Michel Delpech traverse une période difficile en 1985. Jean-Michel Rivat écrit pour lui un titre, dépose les paroles à la SACEM le 11 octobre, et Delpech refuse. Il ne le “sentait pas”. Cette décision, qui a dû sembler anodine sur le moment, va se révéler l’un des plus beaux ratages de la décennie.

La chanson échoit alors à Claudie Fritsch-Mentrop, née le 25 décembre 1952, ancienne styliste formée au Studio Berçot, qui avait créé dans les années 1970 une collection de prêt-à-porter baptisée “Poivre et Sel” avant de bifurquer vers la musique après un voyage en Inde vers 1980. Rivat la croise en 1984 alors qu’elle chante dans un groupe nommé Air 89. Il lui invente un nom de scène, Desireless, lui construit une image androgyne, une coupe en brosse courte. Puis il l’emmène au Studio d’Aguesseau à Boulogne-Billancourt, règle ses synthétiseurs en Sol dièse mineur, et enregistre le morceau en 1986. Le clip est tourné en décembre de la même année au château de Brou-sur-Chantereine, par la photographe Bettina Rheims.

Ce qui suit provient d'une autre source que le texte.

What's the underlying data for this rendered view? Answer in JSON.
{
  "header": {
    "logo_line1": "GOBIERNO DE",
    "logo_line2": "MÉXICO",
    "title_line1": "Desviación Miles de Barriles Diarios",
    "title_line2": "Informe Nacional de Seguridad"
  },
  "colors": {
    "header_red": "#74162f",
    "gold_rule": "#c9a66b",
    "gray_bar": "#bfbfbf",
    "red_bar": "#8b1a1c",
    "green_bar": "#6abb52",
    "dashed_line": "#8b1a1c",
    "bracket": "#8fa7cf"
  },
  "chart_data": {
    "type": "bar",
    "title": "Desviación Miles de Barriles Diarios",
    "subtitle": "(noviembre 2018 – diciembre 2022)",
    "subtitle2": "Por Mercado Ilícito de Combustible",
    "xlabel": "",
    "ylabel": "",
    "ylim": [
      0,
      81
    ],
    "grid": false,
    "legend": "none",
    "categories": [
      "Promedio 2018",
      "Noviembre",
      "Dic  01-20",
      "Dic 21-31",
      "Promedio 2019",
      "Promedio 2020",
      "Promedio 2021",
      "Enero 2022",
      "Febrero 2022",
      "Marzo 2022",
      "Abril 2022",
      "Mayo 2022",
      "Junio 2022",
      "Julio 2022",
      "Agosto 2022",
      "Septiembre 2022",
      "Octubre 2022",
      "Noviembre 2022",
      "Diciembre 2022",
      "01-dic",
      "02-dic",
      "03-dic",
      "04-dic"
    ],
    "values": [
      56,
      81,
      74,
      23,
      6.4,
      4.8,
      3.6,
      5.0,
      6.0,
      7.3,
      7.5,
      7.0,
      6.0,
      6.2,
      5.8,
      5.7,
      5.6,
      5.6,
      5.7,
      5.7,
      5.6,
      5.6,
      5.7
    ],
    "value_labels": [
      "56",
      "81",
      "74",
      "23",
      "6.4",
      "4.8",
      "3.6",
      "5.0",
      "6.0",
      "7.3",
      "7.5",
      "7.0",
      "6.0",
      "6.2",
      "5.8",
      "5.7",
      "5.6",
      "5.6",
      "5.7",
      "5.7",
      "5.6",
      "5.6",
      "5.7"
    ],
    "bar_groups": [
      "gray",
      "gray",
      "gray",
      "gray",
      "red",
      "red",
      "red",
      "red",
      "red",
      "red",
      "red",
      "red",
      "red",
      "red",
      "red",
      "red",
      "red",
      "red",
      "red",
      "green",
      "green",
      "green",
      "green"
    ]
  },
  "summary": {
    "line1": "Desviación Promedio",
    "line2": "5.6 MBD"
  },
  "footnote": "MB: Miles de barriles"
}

Le 45 tours sort fin 1986 chez CBS Disques. En 1987, il est certifié disque d’or en France avec plus de 500 000 exemplaires vendus. Puis la chanson déborde : numéro 1 en Allemagne pendant cinq semaines, numéro 1 en Espagne pendant treize semaines, numéro 5 au UK Singles Chart en 1988, sans aucune adaptation en anglais. Plus de cinq millions de copies vendues à l’international.

Une ancienne styliste qui refuse le désir, un tube refusé par Delpech, et une progression harmonique en sol dièse mineur qui finit numéro 1 dans une dizaine de pays : difficile d’écrire un tel scénario.

Quarante ans plus tard, des producteurs de piseiro brésilien réarrangent la grille sur des paredões nordestins. Soap&Skin réenregistre une version pour piano seul. Sirenia en fait du metal symphonique chanté en français. La question n’est pas de savoir si Voyage Voyage a survécu, c’est évident. La vraie question est celle-là : pourquoi ce titre précis, et pas les centaines d’autres tubes synthétiques de 1986 qui ont disparu en même temps que leurs synthétiseurs ?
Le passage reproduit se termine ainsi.